I have...they seem very rigid.

Can I even get a modern tool holder to fit this?


----------



## fezi (May 5, 2007)

For a start your cutting tip should be bang on centre height and speeds should not change from regular cutting speeds.Use a high feed rate as well. If you can buy a cheap ebay carbide parting tool holder, tool steel parting tools tend to be arse especially hand ground ones if your not up to speed on grinding them up yourself. I've been machining for way too long and have never had a drama with parting alloy. 
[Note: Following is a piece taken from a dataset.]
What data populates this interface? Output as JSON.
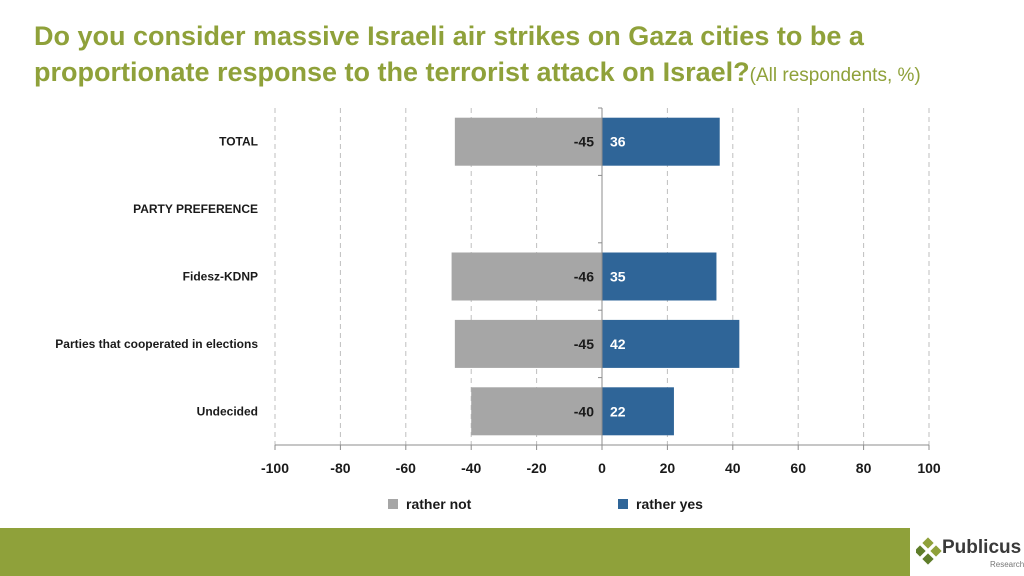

Also after re-reading your post it sounds like there is a tool rigidity problem, at no time should a tool be able to be "pulled" under the work. Sounds like the tool post is a little too flexible or the tool is too flexible


----------



## brad72 (Jun 12, 2009)

Go the 1mm parting blade thickness and go over the groove a few times get the desired thickness. Then when you reach the desired depth on all the cuts run back and forth at the base of the groove to smooth her up.

Also make sure that the parting blade is a bit narrower towards the base to stop the tool binding on the workpiece.
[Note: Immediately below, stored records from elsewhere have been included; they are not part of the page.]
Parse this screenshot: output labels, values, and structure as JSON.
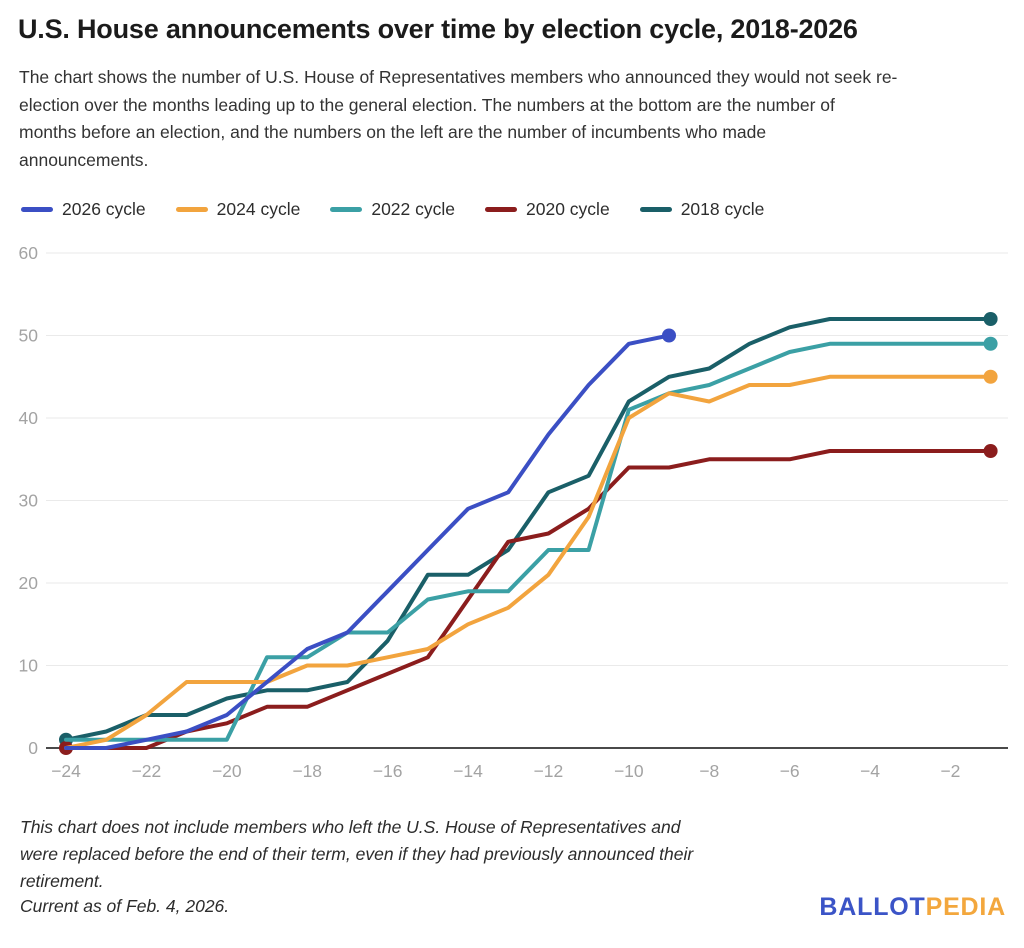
{
  "title": "U.S. House announcements over time by election cycle, 2018-2026",
  "subtitle_lines": [
    "The chart shows the number of U.S. House of Representatives members who announced they would not seek re-",
    "election over the months leading up to the general election. The numbers at the bottom are the number of",
    "months before an election, and the numbers on the left are the number of incumbents who made",
    "announcements."
  ],
  "footnote_lines": [
    "This chart does not include members who left the U.S. House of Representatives and",
    "were replaced before the end of their term, even if they had previously announced their",
    "retirement."
  ],
  "current_as_of": "Current as of Feb. 4, 2026.",
  "logo": {
    "part1": "BALLOT",
    "part2": "PEDIA",
    "color1": "#3B54C7",
    "color2": "#F3A73D"
  },
  "chart_data": {
    "type": "line",
    "title": "U.S. House announcements over time by election cycle, 2018-2026",
    "xlabel": "",
    "ylabel": "",
    "ylim": [
      0,
      60
    ],
    "xlim": [
      -24,
      -1
    ],
    "yticks": [
      0,
      10,
      20,
      30,
      40,
      50,
      60
    ],
    "xticks": [
      -24,
      -22,
      -20,
      -18,
      -16,
      -14,
      -12,
      -10,
      -8,
      -6,
      -4,
      -2
    ],
    "xtick_labels": [
      "−24",
      "−22",
      "−20",
      "−18",
      "−16",
      "−14",
      "−12",
      "−10",
      "−8",
      "−6",
      "−4",
      "−2"
    ],
    "grid": true,
    "legend_position": "top",
    "axis_color": "#4a4a4a",
    "grid_color": "#eaeaea",
    "tick_label_color": "#a3a3a3",
    "series": [
      {
        "name": "2026 cycle",
        "color": "#3B4FC4",
        "months": [
          -24,
          -23,
          -22,
          -21,
          -20,
          -19,
          -18,
          -17,
          -16,
          -15,
          -14,
          -13,
          -12,
          -11,
          -10,
          -9
        ],
        "values": [
          0,
          0,
          1,
          2,
          4,
          8,
          12,
          14,
          19,
          24,
          29,
          31,
          38,
          44,
          49,
          50
        ],
        "start_dot": false,
        "end_dot": true
      },
      {
        "name": "2024 cycle",
        "color": "#F2A43E",
        "months": [
          -24,
          -23,
          -22,
          -21,
          -20,
          -19,
          -18,
          -17,
          -16,
          -15,
          -14,
          -13,
          -12,
          -11,
          -10,
          -9,
          -8,
          -7,
          -6,
          -5,
          -4,
          -3,
          -2,
          -1
        ],
        "values": [
          0,
          1,
          4,
          8,
          8,
          8,
          10,
          10,
          11,
          12,
          15,
          17,
          21,
          28,
          40,
          43,
          42,
          44,
          44,
          45,
          45,
          45,
          45,
          45
        ],
        "start_dot": false,
        "end_dot": true
      },
      {
        "name": "2022 cycle",
        "color": "#3BA0A5",
        "months": [
          -24,
          -23,
          -22,
          -21,
          -20,
          -19,
          -18,
          -17,
          -16,
          -15,
          -14,
          -13,
          -12,
          -11,
          -10,
          -9,
          -8,
          -7,
          -6,
          -5,
          -4,
          -3,
          -2,
          -1
        ],
        "values": [
          1,
          1,
          1,
          1,
          1,
          11,
          11,
          14,
          14,
          18,
          19,
          19,
          24,
          24,
          41,
          43,
          44,
          46,
          48,
          49,
          49,
          49,
          49,
          49
        ],
        "start_dot": false,
        "end_dot": true
      },
      {
        "name": "2020 cycle",
        "color": "#8B1D1D",
        "months": [
          -24,
          -23,
          -22,
          -21,
          -20,
          -19,
          -18,
          -17,
          -16,
          -15,
          -14,
          -13,
          -12,
          -11,
          -10,
          -9,
          -8,
          -7,
          -6,
          -5,
          -4,
          -3,
          -2,
          -1
        ],
        "values": [
          0,
          0,
          0,
          2,
          3,
          5,
          5,
          7,
          9,
          11,
          18,
          25,
          26,
          29,
          34,
          34,
          35,
          35,
          35,
          36,
          36,
          36,
          36,
          36
        ],
        "start_dot": true,
        "end_dot": true
      },
      {
        "name": "2018 cycle",
        "color": "#1A5F68",
        "months": [
          -24,
          -23,
          -22,
          -21,
          -20,
          -19,
          -18,
          -17,
          -16,
          -15,
          -14,
          -13,
          -12,
          -11,
          -10,
          -9,
          -8,
          -7,
          -6,
          -5,
          -4,
          -3,
          -2,
          -1
        ],
        "values": [
          1,
          2,
          4,
          4,
          6,
          7,
          7,
          8,
          13,
          21,
          21,
          24,
          31,
          33,
          42,
          45,
          46,
          49,
          51,
          52,
          52,
          52,
          52,
          52
        ],
        "start_dot": true,
        "end_dot": true
      }
    ]
  }
}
For a bit of extra help on the correct tool angle etc check out this site http://www.mini-lathe.com/Mini_lathe/Operation/Parting/parting.htm

Like i said in an earlier post, once you have got your angles and height correct everything will fall into place.


----------



## unterhausen (Sep 28, 2008)

chelboed said:


> Can I even get a modern tool holder to fit this?


of course, probably an AXA. They are held on by a t-nut just like your current toolholder


----------